Decisions, Decisions

Judging by the number of phone calls I’ve been receiving over the past couple of days, I feel I should let everyone know that I’m still alive and kicking but have been sucked into a black hole of indecision. Or perhaps that’s the wrong analogy.  I’ve made up my mind several times with conviction, only to retreat upon learning a new statistic or hearing a different opinion.  So maybe I’ll instead say that I’ve been surfing in an ocean of treatment studies and risk data, riding the crests and hoping not to drown.

Last Thursday I spoke with Dr. Jeske on the phone for about an hour.  First, she described the latest pathology review.  Whereas the specimen had originally been sliced into pieces no thicker than 1cm, it was newly cut into pieces no thicker than 5mm.  All of the sections were viewed by one or two additional pathologists who found no additional foci of invasion.  This news was quite reassuring, because I can now conclude there are most probably no hidden invasive tumors exceeding 0.5cm in size, thus removing an uncertainty of great significance.

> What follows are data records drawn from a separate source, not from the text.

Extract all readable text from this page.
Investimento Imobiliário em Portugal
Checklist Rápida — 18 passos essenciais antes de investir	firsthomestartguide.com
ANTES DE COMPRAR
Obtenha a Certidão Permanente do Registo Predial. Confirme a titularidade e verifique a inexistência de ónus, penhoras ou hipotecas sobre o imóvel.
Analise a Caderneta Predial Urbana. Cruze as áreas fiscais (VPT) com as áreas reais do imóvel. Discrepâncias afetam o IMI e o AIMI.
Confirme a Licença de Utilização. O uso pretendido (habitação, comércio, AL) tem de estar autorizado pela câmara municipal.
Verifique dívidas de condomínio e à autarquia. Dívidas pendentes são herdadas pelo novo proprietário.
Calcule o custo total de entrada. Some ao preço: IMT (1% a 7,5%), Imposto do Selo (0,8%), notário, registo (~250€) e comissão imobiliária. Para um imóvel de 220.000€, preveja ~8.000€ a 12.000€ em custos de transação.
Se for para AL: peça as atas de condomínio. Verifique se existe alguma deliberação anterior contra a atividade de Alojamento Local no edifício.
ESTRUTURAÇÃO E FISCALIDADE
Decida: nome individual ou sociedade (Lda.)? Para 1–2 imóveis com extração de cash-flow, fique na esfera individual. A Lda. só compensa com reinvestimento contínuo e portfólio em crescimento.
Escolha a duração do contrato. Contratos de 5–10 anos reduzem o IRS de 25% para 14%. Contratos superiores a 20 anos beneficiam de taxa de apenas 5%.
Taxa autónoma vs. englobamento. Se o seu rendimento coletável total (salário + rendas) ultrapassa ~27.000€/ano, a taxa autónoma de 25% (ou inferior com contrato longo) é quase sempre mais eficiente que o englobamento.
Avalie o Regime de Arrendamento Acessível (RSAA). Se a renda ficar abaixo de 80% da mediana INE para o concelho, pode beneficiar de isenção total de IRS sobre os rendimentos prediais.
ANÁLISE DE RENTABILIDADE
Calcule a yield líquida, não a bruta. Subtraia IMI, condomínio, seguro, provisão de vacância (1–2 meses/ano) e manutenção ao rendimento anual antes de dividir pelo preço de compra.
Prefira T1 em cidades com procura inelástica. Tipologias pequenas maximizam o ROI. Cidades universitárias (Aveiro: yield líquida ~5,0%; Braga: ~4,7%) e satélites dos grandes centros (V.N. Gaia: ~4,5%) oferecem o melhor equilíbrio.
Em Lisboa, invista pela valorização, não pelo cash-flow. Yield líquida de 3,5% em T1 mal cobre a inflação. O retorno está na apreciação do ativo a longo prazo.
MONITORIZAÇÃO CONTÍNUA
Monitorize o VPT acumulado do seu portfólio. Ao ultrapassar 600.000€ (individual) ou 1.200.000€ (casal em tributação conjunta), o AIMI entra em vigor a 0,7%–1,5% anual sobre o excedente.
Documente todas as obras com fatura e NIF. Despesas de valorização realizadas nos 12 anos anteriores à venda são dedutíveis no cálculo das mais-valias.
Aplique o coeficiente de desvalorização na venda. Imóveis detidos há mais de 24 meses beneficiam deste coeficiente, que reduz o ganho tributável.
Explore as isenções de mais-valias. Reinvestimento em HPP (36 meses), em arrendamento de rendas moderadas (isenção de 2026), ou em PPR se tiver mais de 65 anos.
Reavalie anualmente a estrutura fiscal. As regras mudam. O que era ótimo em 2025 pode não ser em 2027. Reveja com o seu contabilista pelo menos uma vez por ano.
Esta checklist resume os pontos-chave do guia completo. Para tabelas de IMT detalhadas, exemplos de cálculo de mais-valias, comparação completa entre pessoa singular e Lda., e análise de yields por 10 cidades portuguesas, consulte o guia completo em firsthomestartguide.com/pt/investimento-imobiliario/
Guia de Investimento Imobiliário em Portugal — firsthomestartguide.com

To answer some of the questions about treatment, risks, and side effects I had emailed her, she said that the leukemia risk with both AC-TH and TCH is real and not just theoretical.  A local recurrence might be treated with re-excision, radiation, or possibly systemic (chemo/Herceptin) therapy.  Herceptin, and sometimes the chemo drug paired with it, is cardiotoxic.  It can affect up to 22% of treated patients significantly, reducing the left ventricular ejection fraction (the amount of blood pumped out with every contraction), though not atypically with reversibility of damage.  Neuropathy (loss of feeling or function in the fingers and toes) is another serious and common side effect, and of course death is a nasty side effect that is always possible when injecting poisonous substances into one’s body.

She had consulted with several colleagues about my case and all of them concurred on not recommending adjuvant therapy.  She does have one fellow oncologist who would treat me if I insist, but it would be against that physician’s better judgment.  When I asked what a reasonable recurrence risk vs. treatment risk threshold might be (10%?  15%?), she replied that there is no magic number and that the level of recurrence risk at which one would decide to treat is a very personal decision, but that my level might be lower than others’ since I’m younger and healthier than many patients as well as hormone receptor negative.

BTW, my deadline for starting chemo would be two weeks from today, exactly eight weeks after surgery.  Of course, I really have maybe just a few more days to work out a plan since it would take time to finalize treatment with a doctor, possibly have a port inserted (for easier injections), and schedule the first injection.  So no pressure there.

In summary, if the cancer doesn’t kill me, the stress might.  Or, quite honestly, if I don’t stop pestering her with questions soon, Dr. Jeske just might have to do it.  At least then I won’t have to make up my mind.